Von Guido Dörheide (21.07.2022)
Wie schon mein Großonkel Gerd immer sagt: „Man kann alt werden wie ne Kuh und lernt doch immer noch dazu!“ Onkel Gerd – wenn Du das hier liest: Herzlichen Glückwunsch zu deinem 94. Geburtstag am ersten Juli, ich hatte mehrmals versucht, Dir zu gratulieren, aber Du bist nicht rangegangen.
Seit ungefähr 1987 verbringe ich mit nichts so viel Zeit wie damit, mir gute Musik anzuhören, und seit ungefähr 2019 hatte ich den Eindruck, dass momentan eigentlich nichts, was mir gefällt, unter meinem Radar durchflöge, und ausgerechnet dann kommt mein Freund Frank um die Ecke, schickt mir einen Youtube-Link und sagt, wenn ich darüber mal was schreibe, würde auch er es lesen.

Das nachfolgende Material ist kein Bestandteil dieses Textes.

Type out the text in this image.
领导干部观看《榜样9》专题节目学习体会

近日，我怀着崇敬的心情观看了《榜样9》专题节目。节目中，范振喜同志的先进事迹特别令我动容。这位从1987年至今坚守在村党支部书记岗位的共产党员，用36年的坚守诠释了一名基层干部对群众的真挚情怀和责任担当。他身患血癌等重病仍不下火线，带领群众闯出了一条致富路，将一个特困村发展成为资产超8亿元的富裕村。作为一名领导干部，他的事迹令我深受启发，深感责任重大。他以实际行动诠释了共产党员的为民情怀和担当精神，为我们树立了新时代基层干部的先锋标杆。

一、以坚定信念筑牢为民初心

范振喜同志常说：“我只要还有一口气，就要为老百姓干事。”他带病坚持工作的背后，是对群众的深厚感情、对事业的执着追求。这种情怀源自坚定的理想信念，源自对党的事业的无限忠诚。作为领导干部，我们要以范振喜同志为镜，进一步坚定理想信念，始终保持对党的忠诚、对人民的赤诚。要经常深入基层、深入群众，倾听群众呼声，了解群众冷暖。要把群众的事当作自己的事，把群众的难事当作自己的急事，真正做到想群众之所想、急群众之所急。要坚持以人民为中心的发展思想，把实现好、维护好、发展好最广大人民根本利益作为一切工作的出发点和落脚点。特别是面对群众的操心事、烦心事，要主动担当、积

Alsdann, gehen wir es an: Der Link war „Vibe Ride“ (2019) von Die Cigaretten aus Hamburg, von denen ich tatsächlich nie zuvor etwas gehört hatte. Ja klar, von Zigaretten hatte ich schon mal was gehört und habe in der Tat ein Problem damit, widerstehe jetzt dennoch, aber sonst echt: Nichts gehört. Lieber Frank, ich hoffe, Du bleibst hier jetzt trotzdem am Lesen dran, auch wenn ich nicht „Vibe Ride“ rezensiere, sondern das letztjährige Werk „Emotional Eater“.
Wir alle – mit Ausnahme der Nichtraucher:innen (m/w/d) – wissen, wie Zigaretten schmecken – aber wie hören sie sich an? Nun: Der von mir über alle Maßen von hier bis Meppen geschätzte Herr van Bauseneick meinte beim ersten Reinhören, sie klängen wie die ganzen 90er-Jahre-Indie-Bands aus Ostwestfalen-Lippe (und Mijnheer van B weiß, was er sagt, wenn er sagt: „LIP ist OWL!“). Ich hatte diese ganzen damaligen Bands aus budgettechnischen Gründen links liegen gelassen und daher ist der Cigaretten-Sound für mich jetzt völlig neu und frisch: Es schrammelt sehr garagenmäßig, anhand des charakteristischen Gesangs, der so gelangweilt klingt, dass er schon wieder beinahe überambitioniert daherkommt, der Gitarren und der über allem liegenden passiv-aggressiven Melancholie bleibt die/der Hörende immer gewahr, dass es sich bei allen Songs um diejenigen von ein- und derselben Band handelt, und dennoch gibt es Stilwechsel zuhauf, jeder Song klingt deutlich anders, die Musik reißt jede:n mit, die/der damals Grunge, Hamburger Schule und sagen wir mal die Pixies gehört hat. Wie – ich bin ein Kind der 90er Jahre? Ja, mag wohl sein. Und hier jetzt wie gewohnt Track-by-Track:
Mit dem Titelstück „Emotional Eater“ beginnt das Album stark: Gitarre und Bass indierocken trocken vor sich hin, das Schlagzeug klingt scharf und hochtönend, und dann ertönt der Gesang; viel tiefer, als ich es anhand des instrumentalen Kraches für möglich gehalten habe, schraubt sich dann zum Cigaretten-üblichen (s.o.) ambitioniert-gelangweilten Genöle hoch. Einstieg schon mal gelungen. „Glastonbury“ schrammelt dann noch mal um einiges mehr als der Opener, setzt auf mehr heisere Schrille im Gesang und eine vorwärtstreibende Melodie, die im Punkt verhaftet und wahrhaft sehr gut ist.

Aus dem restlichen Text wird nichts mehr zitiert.